I have to join in with James on the tables/div-id-classitis/semantic code issue.
See? It's not just my ego ;)

gsnedders
10-08-2004, 07:01 PM
But I'm hearing some strange names in this thread ... "David" .. "James" .. who are these people??Well, golly, I be thinking they might be my and your real name!

Can I join in?





So what's with the <--[if IE]>'s and javascript garbage? Are they still trying to support the ancient browsers like NS4?

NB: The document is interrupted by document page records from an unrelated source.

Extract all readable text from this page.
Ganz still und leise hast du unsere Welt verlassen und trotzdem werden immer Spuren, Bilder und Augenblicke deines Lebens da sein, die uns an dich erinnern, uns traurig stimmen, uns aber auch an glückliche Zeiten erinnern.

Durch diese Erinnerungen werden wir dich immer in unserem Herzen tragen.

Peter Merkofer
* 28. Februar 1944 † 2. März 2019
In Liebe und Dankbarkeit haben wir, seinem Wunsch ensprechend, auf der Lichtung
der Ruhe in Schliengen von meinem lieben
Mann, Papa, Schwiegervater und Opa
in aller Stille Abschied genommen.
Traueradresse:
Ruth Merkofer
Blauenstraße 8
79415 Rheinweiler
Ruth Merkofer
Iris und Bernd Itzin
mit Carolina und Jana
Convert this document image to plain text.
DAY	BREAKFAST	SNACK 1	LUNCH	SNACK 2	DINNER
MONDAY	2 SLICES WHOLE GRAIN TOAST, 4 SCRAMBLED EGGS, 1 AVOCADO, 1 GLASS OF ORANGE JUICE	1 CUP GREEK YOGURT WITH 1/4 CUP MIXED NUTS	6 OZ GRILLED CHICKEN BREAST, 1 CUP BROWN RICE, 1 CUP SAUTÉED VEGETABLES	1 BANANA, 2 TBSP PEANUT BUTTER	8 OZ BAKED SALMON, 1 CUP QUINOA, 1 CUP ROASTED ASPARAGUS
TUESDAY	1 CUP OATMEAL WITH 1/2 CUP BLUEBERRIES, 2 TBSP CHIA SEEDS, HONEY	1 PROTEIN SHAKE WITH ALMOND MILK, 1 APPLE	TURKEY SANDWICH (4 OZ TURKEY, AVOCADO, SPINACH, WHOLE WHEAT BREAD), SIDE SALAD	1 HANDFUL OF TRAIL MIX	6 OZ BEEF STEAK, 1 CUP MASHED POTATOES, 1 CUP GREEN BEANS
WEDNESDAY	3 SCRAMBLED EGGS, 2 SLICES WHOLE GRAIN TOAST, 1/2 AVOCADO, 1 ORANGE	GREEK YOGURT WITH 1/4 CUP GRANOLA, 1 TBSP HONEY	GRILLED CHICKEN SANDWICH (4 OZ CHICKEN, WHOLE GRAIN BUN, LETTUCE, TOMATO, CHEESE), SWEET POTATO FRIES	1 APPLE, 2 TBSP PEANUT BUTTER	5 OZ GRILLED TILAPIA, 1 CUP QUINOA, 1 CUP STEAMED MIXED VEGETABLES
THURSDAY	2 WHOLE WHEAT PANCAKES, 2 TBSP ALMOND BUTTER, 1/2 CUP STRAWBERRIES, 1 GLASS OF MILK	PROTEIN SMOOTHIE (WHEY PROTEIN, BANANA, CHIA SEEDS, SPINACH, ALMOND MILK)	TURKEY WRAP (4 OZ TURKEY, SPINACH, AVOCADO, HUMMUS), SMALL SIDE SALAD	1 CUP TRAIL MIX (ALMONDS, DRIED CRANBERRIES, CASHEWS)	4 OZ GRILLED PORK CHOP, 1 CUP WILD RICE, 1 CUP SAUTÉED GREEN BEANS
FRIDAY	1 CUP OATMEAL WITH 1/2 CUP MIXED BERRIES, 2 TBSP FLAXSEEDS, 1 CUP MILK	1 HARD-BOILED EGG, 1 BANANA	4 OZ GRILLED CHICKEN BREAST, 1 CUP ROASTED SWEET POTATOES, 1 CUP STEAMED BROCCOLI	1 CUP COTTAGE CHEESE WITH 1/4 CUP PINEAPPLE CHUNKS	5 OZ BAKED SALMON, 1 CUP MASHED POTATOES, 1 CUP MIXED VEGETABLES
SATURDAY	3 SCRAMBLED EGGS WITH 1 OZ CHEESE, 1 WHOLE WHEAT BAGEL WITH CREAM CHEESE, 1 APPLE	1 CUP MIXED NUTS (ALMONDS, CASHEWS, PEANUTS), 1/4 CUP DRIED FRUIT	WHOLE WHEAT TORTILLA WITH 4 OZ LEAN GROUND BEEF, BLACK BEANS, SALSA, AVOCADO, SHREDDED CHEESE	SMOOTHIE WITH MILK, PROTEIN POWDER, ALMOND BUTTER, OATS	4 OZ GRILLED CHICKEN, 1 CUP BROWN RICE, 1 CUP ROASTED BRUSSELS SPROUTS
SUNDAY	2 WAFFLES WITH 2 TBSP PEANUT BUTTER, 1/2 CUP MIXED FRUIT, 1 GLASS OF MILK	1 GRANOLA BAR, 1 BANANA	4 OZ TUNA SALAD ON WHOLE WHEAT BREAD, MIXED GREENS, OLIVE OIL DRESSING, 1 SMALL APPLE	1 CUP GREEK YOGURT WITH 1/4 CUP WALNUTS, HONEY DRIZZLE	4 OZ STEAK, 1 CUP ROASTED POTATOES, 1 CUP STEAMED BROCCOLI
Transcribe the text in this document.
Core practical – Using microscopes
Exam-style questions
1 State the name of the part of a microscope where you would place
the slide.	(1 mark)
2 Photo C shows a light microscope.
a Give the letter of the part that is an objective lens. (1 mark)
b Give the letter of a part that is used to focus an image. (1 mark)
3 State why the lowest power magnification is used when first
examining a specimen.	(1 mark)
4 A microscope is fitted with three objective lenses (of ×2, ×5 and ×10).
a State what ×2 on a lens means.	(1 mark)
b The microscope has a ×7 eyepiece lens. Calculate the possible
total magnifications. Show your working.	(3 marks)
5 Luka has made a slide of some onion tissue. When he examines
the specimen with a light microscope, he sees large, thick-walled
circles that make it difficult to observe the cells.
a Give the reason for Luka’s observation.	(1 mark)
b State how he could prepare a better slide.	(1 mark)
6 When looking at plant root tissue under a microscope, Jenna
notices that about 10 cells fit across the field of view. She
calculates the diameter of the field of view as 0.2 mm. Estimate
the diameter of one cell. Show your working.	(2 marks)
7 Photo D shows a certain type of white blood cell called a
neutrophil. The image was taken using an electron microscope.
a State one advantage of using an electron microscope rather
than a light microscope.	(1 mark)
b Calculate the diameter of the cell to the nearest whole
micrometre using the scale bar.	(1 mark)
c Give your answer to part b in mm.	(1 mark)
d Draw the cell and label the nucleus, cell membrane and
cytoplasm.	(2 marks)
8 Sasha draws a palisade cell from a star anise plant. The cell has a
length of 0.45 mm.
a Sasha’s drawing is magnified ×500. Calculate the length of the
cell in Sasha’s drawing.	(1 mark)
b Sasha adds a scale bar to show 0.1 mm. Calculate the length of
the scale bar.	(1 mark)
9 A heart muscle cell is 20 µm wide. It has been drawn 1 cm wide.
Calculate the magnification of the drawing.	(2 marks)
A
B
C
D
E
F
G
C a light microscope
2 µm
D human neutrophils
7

It's for people who haven't yet got Camino, Firefox, Konqueror, Mozilla, Opera or Safari...

AaronW
10-08-2004, 08:56 PM
IE5+ are plenty capable of rendering that layout without hacks... MAYBE the box model hack.

mindlessLemming
10-08-2004, 11:53 PM
yes they did...
See? It's not just my ego ;)
lol... Please accept my humble apologies :D

Aaron: The benefit of hiding IE hacks within a conditional comment is that it means only IE users have to download the extra bandwidth and it also allows you to go to town with IE hacks, including .htc files without invalidating your primary stylesheet. <plug>By coincidence, I have discussed why I prefer conditional comments in my latest blog post (http://leftjustified.net/journal/2004/10/07/css-negotiation/)</plug>

allida77
10-11-2004, 03:19 PM
Looks like abcnews (http://abcnews.go.com/) has joined the club. Seems like a lot of their validation errors are from 3rd party and however they are generating their links. I think the markup is much cleaner though then myyahoo.

bradyj
10-11-2004, 05:59 PM
abc is a LOT more semantic, though, even with the few bugs in it -- but there's still one useless table in the mix, and some poor uses of CSS classes/id's.